Uma parte importante da discussão sobre os sistemas de premiação por desempenho é o uso de testes como indicadores de resultados. Uma das críticas é que eles podem levar as escolas e professores a treinar os alunos para os testes, deixando o resto da educação de lado. Eles podem levar escolas a só aplicar os testes aos melhores alunos, como parece estar acontecendo com a Prova Brasil, afetando o IDEB; e existe ainda o problema de as escolas e os professores não saberem interpretar os maus resultados em um teste, nem saber o que fazer para melhorar, ficando somente com o estigma do mau desempenho.

E no entanto, se bem desenvolvidas e utilizadas, avaliações por testes são insubstituíveis como instrumentos para saber o que está acontecendo, identificar problemas e buscar soluções. Nos debates havidos sobre testes e sistemas de mérito, o que fica cada vez mais claro é que, sozinhos, eles não conseguem resolver os problemas da educação, e podem até piorar a situação, pelas resistências e clima de conflito que podem gerar; mas que podem ter um papel muito importante se usados como parte de uma política mais ampla de melhora da educação.

Dois artigos recentes também do New York Times (que me foram gentilmente enviados, já devidamente traduzidos, pela vereadora Andrea Gouvea Vieira) mostram muito bem isto, ao discutir o posicionamento recente da conhecida educadora Diane Ravitch contra o uso dos testes (a tradução dos textos para o português está disponível aqui). Um deles, de Paul Tough, cita o Secretario de Educação de Massachussetts, Paul Reville, para o qual “estratégias tradicionais de reforma não irão, de um modo geral, permitir a superação das barreiras para o aprendizado dos alunos em condições de pobreza”.  Segundo o autor, “os reformistas também precisam tomar medidas concretas para tratar toda a gama de fatores que mantêm o atraso dos estudantes pobres. Isso não significa esperar sentados por utópicas transformações sociais. Significa levar para as salas de aula estratégias específicas, baseadas em intervenções fora da sala de aula: trabalhar intensamente com as famílias menos favorecidas para melhorar ambientes domésticos para crianças pequenas; fornecer educação de alta qualidade na primeira infância para crianças de famílias mais necessitadas; e, quando as aulas começarem, proporcionar aos estudantes pobres um eficaz sistema de apoio emocional e psicológico, além, naturalmente, do apoio acadêmico”.
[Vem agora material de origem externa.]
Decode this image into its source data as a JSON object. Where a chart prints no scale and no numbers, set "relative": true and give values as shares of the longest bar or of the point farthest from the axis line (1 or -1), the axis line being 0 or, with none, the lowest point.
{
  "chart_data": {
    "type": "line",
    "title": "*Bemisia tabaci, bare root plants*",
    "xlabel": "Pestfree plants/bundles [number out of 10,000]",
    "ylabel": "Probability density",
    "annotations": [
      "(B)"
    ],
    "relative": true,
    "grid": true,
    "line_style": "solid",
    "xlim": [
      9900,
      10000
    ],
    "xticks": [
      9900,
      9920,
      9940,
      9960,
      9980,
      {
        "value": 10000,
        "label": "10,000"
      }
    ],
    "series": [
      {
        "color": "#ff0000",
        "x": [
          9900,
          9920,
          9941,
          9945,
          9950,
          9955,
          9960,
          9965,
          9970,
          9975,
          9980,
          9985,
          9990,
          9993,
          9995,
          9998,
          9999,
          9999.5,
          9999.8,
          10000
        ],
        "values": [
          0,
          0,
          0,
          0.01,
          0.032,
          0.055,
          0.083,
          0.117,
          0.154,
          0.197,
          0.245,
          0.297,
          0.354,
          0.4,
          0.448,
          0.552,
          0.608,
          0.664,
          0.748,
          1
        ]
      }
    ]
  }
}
O outro artigo, de David Brooks, é ainda mais contundente. Segundo ele, “Ravitch acha que a solução é se livrar dos testes. Mas é um caminho que só levaria a uma letargia e mediocridade perpétua. A verdadeira resposta é manter os testes e responsabilidade, mas certificando-se de que cada escola tenha um sentido claro de missão, um principio e uma cultura moral forte que se faça sentir ao se chegar na sua porta. A tese de Ravitch é de que os Estados Unidos têm escolas locais humanizadas que estão ameaçadas por fanáticos por testes. O fato é que várias escolas ficaram espiritualmente exauridas e até os grandes professores estão lutando numa cultura inerte. São os reformistas que normalmente criam a paixão, usando os testes como alavanca. Se a sua escola ensina para testar, não é culpa do teste, mas sim dos diretores”.